The media’s questioning of the obvious makes John Key and Wayne Eagleson look like complete wallies. I’m absolutely certain that Helen Clark and Heather Simpson would not have been so lacking of interest in any specific answers.
It has been a mystery to many why Key has hung on so long to Banks’ threadbare justification. It must be because the political consequences are significant, and the stakes very high. Some in the media have dismissed the question of any threat to National’s majority. Short-term maybe, long-term I’m not so sure.
Submissions are under way on the Mixed Ownership Model Bill, recently introduced to Parliament by a one-vote majority of the parties. 61 votes for, 59 from National, 1 from ACT, and 1 from United Future versus 60 votes against, 34 from Labour, 14 from Greens, 8 from New Zealand First, 3 from Maori party and 1 from Mana. As slim as it gets.
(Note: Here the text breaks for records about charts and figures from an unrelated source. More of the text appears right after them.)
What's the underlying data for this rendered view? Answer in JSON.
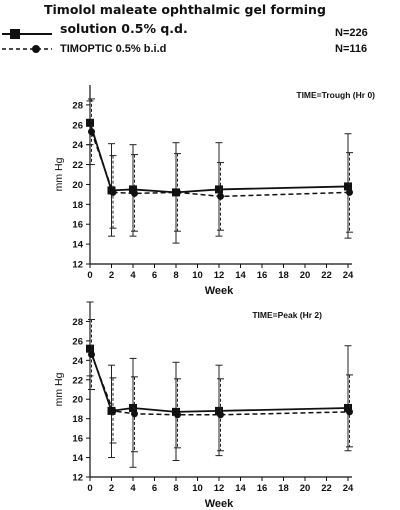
{
  "legend": {
    "series1_label_line1": "Timolol maleate ophthalmic gel forming",
    "series1_label_line2": "solution 0.5% q.d.",
    "series1_n": "N=226",
    "series2_label": "TIMOPTIC 0.5% b.i.d",
    "series2_n": "N=116"
  },
  "chart_data": [
    {
      "type": "line",
      "title": "TIME=Trough (Hr 0)",
      "xlabel": "Week",
      "ylabel": "mm Hg",
      "x": [
        0,
        2,
        4,
        8,
        12,
        24
      ],
      "xticks": [
        0,
        2,
        4,
        6,
        8,
        10,
        12,
        14,
        16,
        18,
        20,
        22,
        24
      ],
      "yticks": [
        12,
        14,
        16,
        18,
        20,
        22,
        24,
        26,
        28
      ],
      "xlim": [
        0,
        24
      ],
      "ylim": [
        12,
        30
      ],
      "grid": false,
      "error_bars": true,
      "series": [
        {
          "name": "Timolol maleate ophthalmic gel forming solution 0.5% q.d.",
          "style": "solid",
          "marker": "square",
          "color": "#111111",
          "values": [
            26.2,
            19.4,
            19.5,
            19.2,
            19.5,
            19.8
          ],
          "err_low": [
            24.0,
            14.8,
            14.8,
            14.1,
            14.8,
            14.6
          ],
          "err_high": [
            28.4,
            24.1,
            24.0,
            24.2,
            24.2,
            25.1
          ]
        },
        {
          "name": "TIMOPTIC 0.5% b.i.d",
          "style": "dashed",
          "marker": "circle",
          "color": "#111111",
          "values": [
            25.3,
            19.2,
            19.1,
            19.2,
            18.8,
            19.2
          ],
          "err_low": [
            22.0,
            15.6,
            15.3,
            15.3,
            15.4,
            15.2
          ],
          "err_high": [
            28.6,
            22.9,
            23.0,
            23.1,
            22.2,
            23.2
          ]
        }
      ]
    },
    {
      "type": "line",
      "title": "TIME=Peak (Hr 2)",
      "xlabel": "Week",
      "ylabel": "mm Hg",
      "x": [
        0,
        2,
        4,
        8,
        12,
        24
      ],
      "xticks": [
        0,
        2,
        4,
        6,
        8,
        10,
        12,
        14,
        16,
        18,
        20,
        22,
        24
      ],
      "yticks": [
        12,
        14,
        16,
        18,
        20,
        22,
        24,
        26,
        28
      ],
      "xlim": [
        0,
        24
      ],
      "ylim": [
        12,
        30
      ],
      "grid": false,
      "error_bars": true,
      "series": [
        {
          "name": "Timolol maleate ophthalmic gel forming solution 0.5% q.d.",
          "style": "solid",
          "marker": "square",
          "color": "#111111",
          "values": [
            25.2,
            18.8,
            19.1,
            18.7,
            18.8,
            19.1
          ],
          "err_low": [
            22.4,
            14.0,
            13.0,
            13.7,
            14.2,
            14.7
          ],
          "err_high": [
            30.0,
            23.5,
            24.2,
            23.8,
            23.5,
            25.5
          ]
        },
        {
          "name": "TIMOPTIC 0.5% b.i.d",
          "style": "dashed",
          "marker": "circle",
          "color": "#111111",
          "values": [
            24.6,
            18.8,
            18.5,
            18.4,
            18.4,
            18.7
          ],
          "err_low": [
            21.0,
            15.5,
            14.6,
            15.0,
            14.7,
            15.1
          ],
          "err_high": [
            28.2,
            22.2,
            22.3,
            22.1,
            22.1,
            22.5
          ]
        }
      ]
    }
  ]
}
If John Banks is convicted of the offence of presenting a false return, and is therefore required to step down from Parliament, or if he decides to resign to focus on clearing his name before he suffers that indignity, there will need to be a by-election in Epsom. Then it gets interesting.
If National stands its previous candidate, Paul Goldsmith, who asked Epsom voters only to party-vote National, then National continues to have 59 votes in Parliament, ACT loses its member, and the majority for MOM lapses. Some commentators on Kiwiblog have said Goldsmith could stand, be elected, resign before the writ is returned, have another National member replace him from the list, and then take his seat as the member. This would make Banks look clean.
If National stand a candidate who is not already in Parliament and win the seat, which David Farrar says they would do with ease, then they would have 60 members, more than the 59 they are entitled to under the Electoral Act from party votes cast in 2011. This is because a MP elected from the list remains a Member of Parliament unless they resign. It would be a rort, similar to what happened in the dying days of the Shipley-led National government that led to the party-hopping legislation.
The only other option for the right is for ACT to stand a candidate and National not to enter the lists. Given the smell emanating from ACT and its current zero-rating in the polls, this may be considered too much of a risk.
So it looks like a rort. The surest sign of a dying government.